AvelinLabs Overview
AvelinLabs is an API-first labor-market and occupation intelligence service.
Its current public beta helps applications classify noisy job titles and descriptions, extract skill evidence, return ranked occupation matches, and route results with confidence, uncertainty, trust, ambiguity, weak-signal, and review signals.
The concrete outcome is structured, O*NET 30.3-grounded JSON that products can evaluate, display, route, and automate.
Core Problem
Section titled “Core Problem”Job data is noisy. Titles are inconsistent, descriptions are incomplete, and generic AI systems can invent labels that do not map cleanly to a workforce taxonomy.
AvelinLabs is designed for products that need standardized occupation and skill signals from imperfect job input, including workforce intelligence products, HR tech platforms, ATS and job-matching products, labor-market dashboards, job and career platforms, and data enrichment workflows.
Decision-Layer Concept
Section titled “Decision-Layer Concept”The underlying Avelin concept is a decision layer: a service that sits between raw inputs and the applications that need to act on them. Instead of returning unstructured text, it returns structured evidence such as scores, ranked matches, confidence fields, decision labels, and explanations.
Current Domain
Section titled “Current Domain”The first documented AvelinLabs domain is U.S. labor market intelligence.

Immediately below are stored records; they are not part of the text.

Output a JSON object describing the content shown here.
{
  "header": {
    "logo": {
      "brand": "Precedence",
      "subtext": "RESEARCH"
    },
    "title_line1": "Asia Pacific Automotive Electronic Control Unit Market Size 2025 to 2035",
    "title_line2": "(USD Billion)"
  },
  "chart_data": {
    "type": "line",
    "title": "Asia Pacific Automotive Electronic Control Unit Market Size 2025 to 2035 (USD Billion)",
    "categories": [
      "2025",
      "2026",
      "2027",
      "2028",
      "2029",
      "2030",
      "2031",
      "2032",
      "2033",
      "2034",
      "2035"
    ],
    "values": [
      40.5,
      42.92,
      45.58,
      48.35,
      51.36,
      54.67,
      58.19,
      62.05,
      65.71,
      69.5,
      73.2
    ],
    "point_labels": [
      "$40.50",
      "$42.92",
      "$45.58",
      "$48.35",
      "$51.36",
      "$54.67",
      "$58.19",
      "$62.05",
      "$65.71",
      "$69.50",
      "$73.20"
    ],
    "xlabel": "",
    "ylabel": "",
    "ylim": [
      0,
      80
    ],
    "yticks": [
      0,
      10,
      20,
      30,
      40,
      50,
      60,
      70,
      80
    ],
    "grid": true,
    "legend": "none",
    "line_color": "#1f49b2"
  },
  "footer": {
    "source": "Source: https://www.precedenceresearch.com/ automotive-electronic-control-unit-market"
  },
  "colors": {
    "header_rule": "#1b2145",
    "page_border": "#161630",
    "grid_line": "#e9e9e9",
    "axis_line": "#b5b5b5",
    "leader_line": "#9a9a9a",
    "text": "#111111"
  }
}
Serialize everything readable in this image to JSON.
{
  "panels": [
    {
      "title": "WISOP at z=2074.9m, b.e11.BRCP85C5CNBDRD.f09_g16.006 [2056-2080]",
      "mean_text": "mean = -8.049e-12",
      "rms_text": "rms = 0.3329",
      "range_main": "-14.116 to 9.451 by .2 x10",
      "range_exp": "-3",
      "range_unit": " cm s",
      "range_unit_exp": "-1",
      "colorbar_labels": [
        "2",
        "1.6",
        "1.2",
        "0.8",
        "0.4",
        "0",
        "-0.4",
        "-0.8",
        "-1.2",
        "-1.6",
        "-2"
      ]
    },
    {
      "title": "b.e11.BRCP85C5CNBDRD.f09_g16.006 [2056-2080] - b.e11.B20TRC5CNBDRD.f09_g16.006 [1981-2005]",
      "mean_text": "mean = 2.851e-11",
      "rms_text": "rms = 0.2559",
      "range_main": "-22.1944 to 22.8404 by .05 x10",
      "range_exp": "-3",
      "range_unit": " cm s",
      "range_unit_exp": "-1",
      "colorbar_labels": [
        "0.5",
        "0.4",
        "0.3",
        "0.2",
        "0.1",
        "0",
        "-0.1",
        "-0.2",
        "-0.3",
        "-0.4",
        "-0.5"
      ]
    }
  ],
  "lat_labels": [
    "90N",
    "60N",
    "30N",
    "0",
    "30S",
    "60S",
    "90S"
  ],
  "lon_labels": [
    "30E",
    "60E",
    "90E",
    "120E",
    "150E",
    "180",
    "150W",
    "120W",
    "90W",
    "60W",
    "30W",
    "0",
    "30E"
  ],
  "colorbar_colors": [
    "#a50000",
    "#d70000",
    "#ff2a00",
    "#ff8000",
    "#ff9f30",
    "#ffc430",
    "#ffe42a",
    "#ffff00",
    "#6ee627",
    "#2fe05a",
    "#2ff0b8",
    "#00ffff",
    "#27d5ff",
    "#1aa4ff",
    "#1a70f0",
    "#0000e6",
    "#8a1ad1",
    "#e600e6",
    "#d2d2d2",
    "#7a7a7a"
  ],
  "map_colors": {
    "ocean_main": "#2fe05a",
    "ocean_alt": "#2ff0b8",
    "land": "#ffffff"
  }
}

In this domain, the API helps applications work with:
- job titles and descriptions
- real job-market and location signals
- extracted skill signals
- O*NET 30.3-grounded occupation, essential skill, transferable skill, software-skill, and related-occupation context
- ranked occupation matches
- confidence, uncertainty, and review signals
This focus does not limit the broader decision-layer concept. It defines the current public beta scope.
What AvelinLabs Returns
Section titled “What AvelinLabs Returns”AvelinLabs outputs are designed for applications, dashboards, and workflows that need machine-readable decisions. Depending on the API area, outputs may include:
- ranked options or classifications
- normalized skill evidence
- occupation metadata and related occupations
- confidence and trust fields
- uncertainty and ambiguity signals
- quality and explanation fields
- decision labels for routing results into review or automation
Beta Positioning
Section titled “Beta Positioning”AvelinLabs is in beta / early access. Public API surfaces and examples may evolve, but the current documentation describes the beta capabilities that external developers can evaluate today. Weak, vague, or noisy inputs should be treated as low-confidence decision-support cases rather than certain classifications.